On this note, it sounds like a few ways to loosen the crank bolt that holds the crank pulley on, yes?
It sounds like some use a big impact to bust it loose, and some use a holder on the pulley and a breaker bar.
But you can put a breaker bar on the driver side frame rail and bump the starter to break the bolt loose, yes?
The bolt is standard thread, not reverse thread?
Yes standard right hand thread.
I've not tried the bump starter method on any vehicle. As I've always had concern, it may damage starter or flexplate. Not saying it would, just my concern. Then we must torque bolt to 181ft-lbf during install, which starter bump method will not do! So this is poor choice IMHO!
The (pulley) harmonic balancer also has 2 threaded 8mm x 1.25 holes at 180 degrees of each other on the face. These are for the holder, also too attach a puller.
Chain Wrench method:
Before I purchased my holder tool.
I used what most Toyota & Lexus shops use. In fact it was the most senior Lexus mechanic in CO that suggested it to me. A "

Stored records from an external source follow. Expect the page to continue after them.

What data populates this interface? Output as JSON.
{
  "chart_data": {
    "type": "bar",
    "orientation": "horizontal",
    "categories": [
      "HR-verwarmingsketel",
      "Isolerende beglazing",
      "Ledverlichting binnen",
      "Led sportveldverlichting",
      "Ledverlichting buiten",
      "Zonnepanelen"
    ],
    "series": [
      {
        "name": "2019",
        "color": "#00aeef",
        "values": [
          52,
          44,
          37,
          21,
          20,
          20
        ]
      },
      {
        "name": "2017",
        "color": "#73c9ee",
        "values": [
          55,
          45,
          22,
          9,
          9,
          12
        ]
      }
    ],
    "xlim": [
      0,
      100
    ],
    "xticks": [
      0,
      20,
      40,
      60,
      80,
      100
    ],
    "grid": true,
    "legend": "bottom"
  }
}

Chain wrench" (found at most all hardware stores). With a short piece of drive belt wrapped around harmonic balance to protect the ribs of belt grooves. Some fear this method may damage the rubber between outer and center of harmonic balance, but I've not seen any. I see many that have the tell tell marks of chain wrench used without protect grooves with old drive belt, which histoys shows previous T-belt done at Dealership..

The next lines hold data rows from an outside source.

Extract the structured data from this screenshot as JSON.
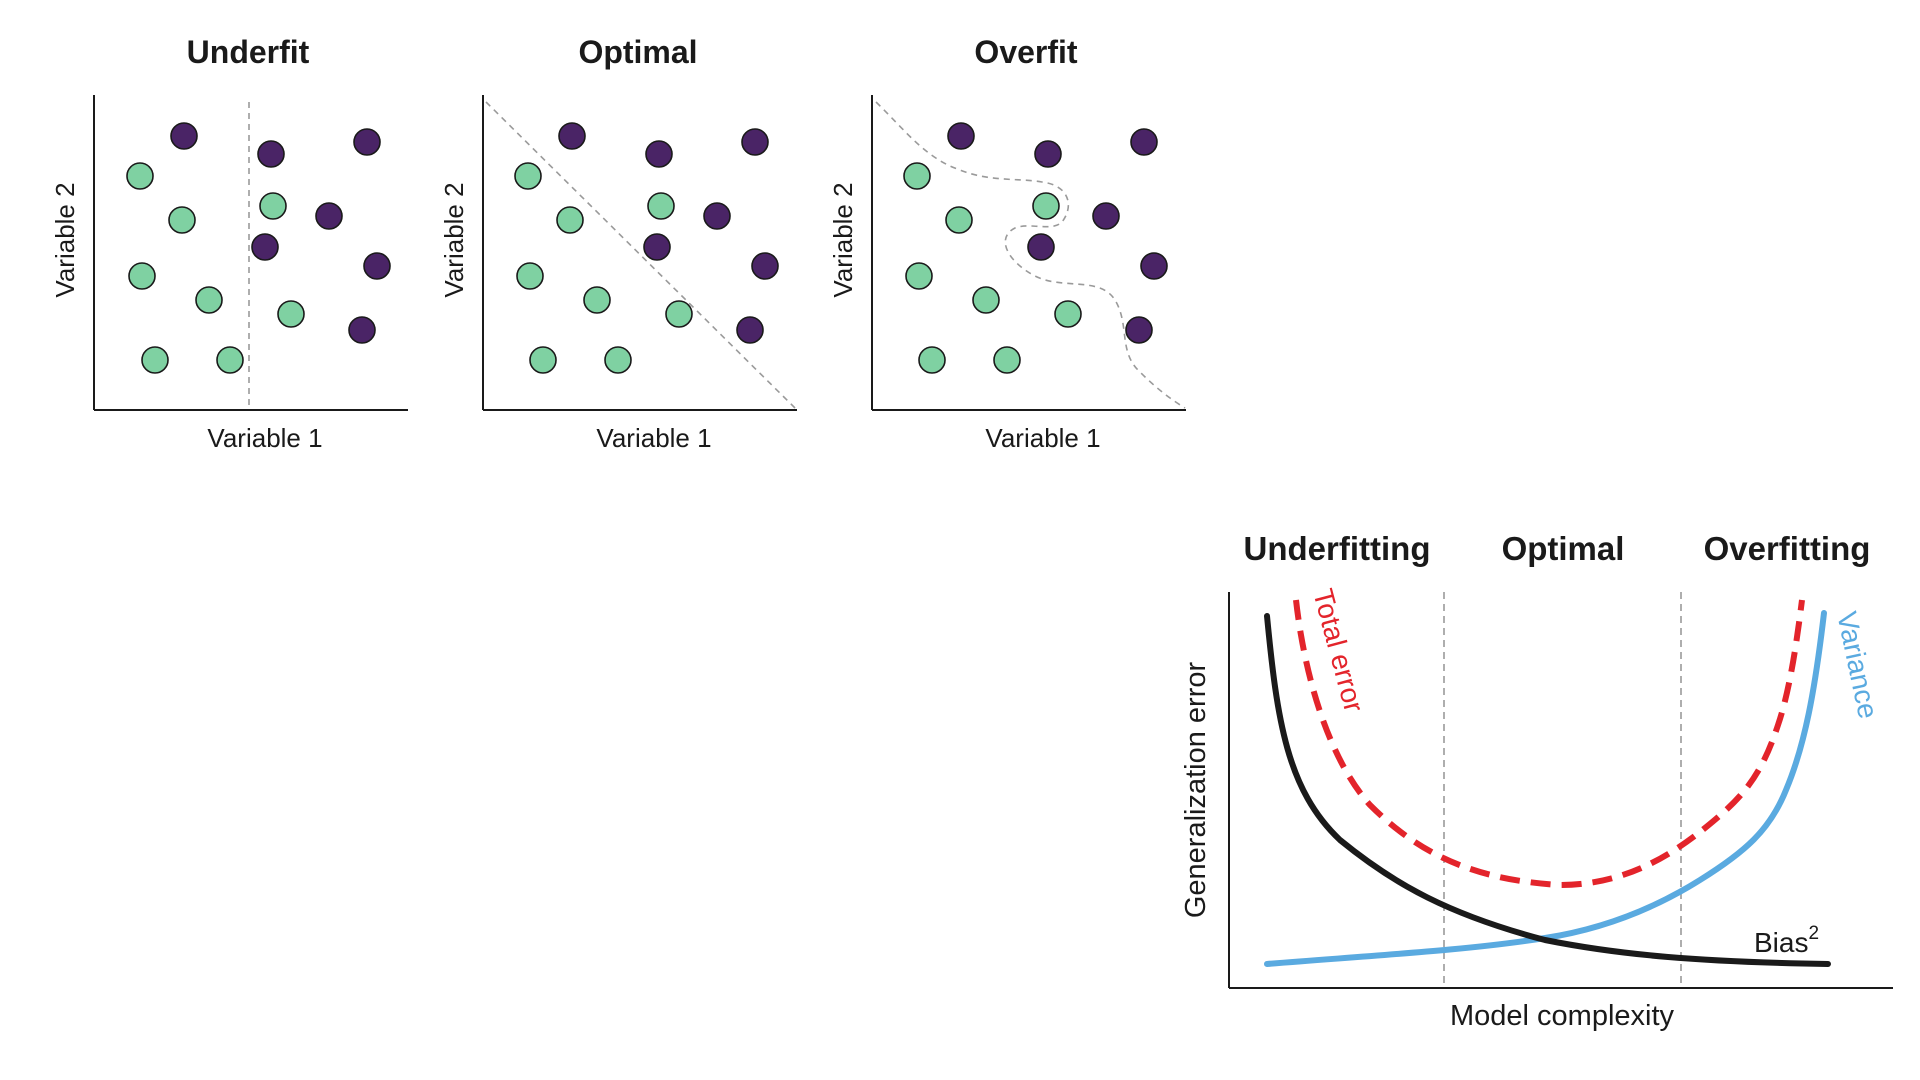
{
  "scatter_panels": [
    {
      "title": "Underfit",
      "xlabel": "Variable 1",
      "ylabel": "Variable 2"
    },
    {
      "title": "Optimal",
      "xlabel": "Variable 1",
      "ylabel": "Variable 2"
    },
    {
      "title": "Overfit",
      "xlabel": "Variable 1",
      "ylabel": "Variable 2"
    }
  ],
  "colors": {
    "class_a": "#7fd1a2",
    "class_b": "#4a2466",
    "total_error": "#e3242b",
    "variance": "#5aaae0",
    "bias": "#1a1a1a",
    "boundary": "#9a9a9a"
  },
  "tradeoff": {
    "regions": [
      "Underfitting",
      "Optimal",
      "Overfitting"
    ],
    "xlabel": "Model complexity",
    "ylabel": "Generalization error",
    "curve_labels": {
      "total_error": "Total error",
      "variance": "Variance",
      "bias": "Bias",
      "bias_sup": "2"
    }
  }
}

Unfortunately, my chain wrench is a bit thick (1/2" IIRC), so I must remove oil sending unit to fit it on harmonic balancer. Which threads of oil sending unit, I seal with FIPR oil 102 or 103. Any non-permanent thread sealant oil rated works.

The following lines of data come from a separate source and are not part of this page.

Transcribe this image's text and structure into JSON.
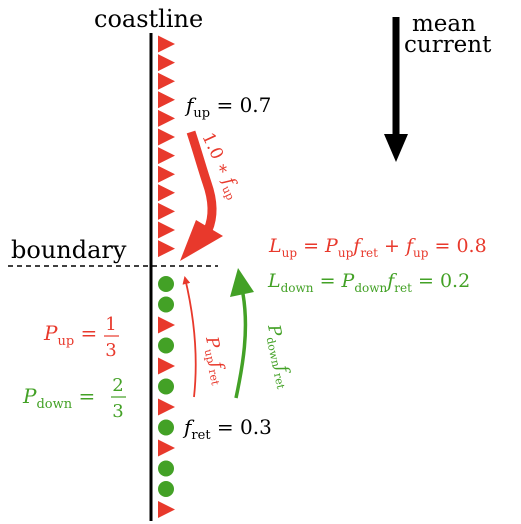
{
  "labels": {
    "coastline": "coastline",
    "mean_line1": "mean",
    "mean_line2": "current",
    "boundary": "boundary"
  },
  "params": {
    "f_up": "f",
    "f_up_sub": "up",
    "f_up_value": " = 0.7",
    "f_ret": "f",
    "f_ret_sub": "ret",
    "f_ret_value": " = 0.3"
  },
  "equations": {
    "L_up": {
      "L": "L",
      "L_sub": "up",
      "eq": " = ",
      "P": "P",
      "P_sub": "up",
      "f1": "f",
      "f1_sub": "ret",
      "plus": " + ",
      "f2": "f",
      "f2_sub": "up",
      "value": " = 0.8"
    },
    "L_down": {
      "L": "L",
      "L_sub": "down",
      "eq": " = ",
      "P": "P",
      "P_sub": "down",
      "f1": "f",
      "f1_sub": "ret",
      "value": " = 0.2"
    },
    "P_up": {
      "P": "P",
      "sub": "up",
      "eq": " = ",
      "num": "1",
      "den": "3"
    },
    "P_down": {
      "P": "P",
      "sub": "down",
      "eq": " = ",
      "num": "2",
      "den": "3"
    }
  },
  "arrow_labels": {
    "top": {
      "coef": "1.0 ∗ ",
      "f": "f",
      "sub": "up"
    },
    "up": {
      "P": "P",
      "P_sub": "up",
      "f": "f",
      "f_sub": "ret"
    },
    "down": {
      "P": "P",
      "P_sub": "down",
      "f": "f",
      "f_sub": "ret"
    }
  },
  "colors": {
    "red": "#e8392c",
    "green": "#43a126",
    "black": "#000000"
  },
  "markers": {
    "top_shapes": [
      "triangle",
      "triangle",
      "triangle",
      "triangle",
      "triangle",
      "triangle",
      "triangle",
      "triangle",
      "triangle",
      "triangle",
      "triangle",
      "triangle"
    ],
    "bottom_shapes": [
      "circle",
      "circle",
      "triangle",
      "circle",
      "triangle",
      "circle",
      "triangle",
      "circle",
      "triangle",
      "circle",
      "circle",
      "triangle"
    ]
  }
}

Tips: This same mechanic taught me a very important lesson. At the time as we were tring to get the Harmonic balancer off a 2002 IS300. That was toughest crank bolt I've ever seen, much harder to remove than the one on a 4.7L 2UZ. Whatever tool used, it must not flex. If breaker bar flexes, then bolt wins. It's the same principle as the torque stick, which flexes at specific torque.
More tips:
I like to plug hole in oil pump housing (tenser pulley bolt hole) and cover oil cooler tube on oil cooler housing. So that chemicals/debris, don't get in as I'm disassembling & cleaning areas.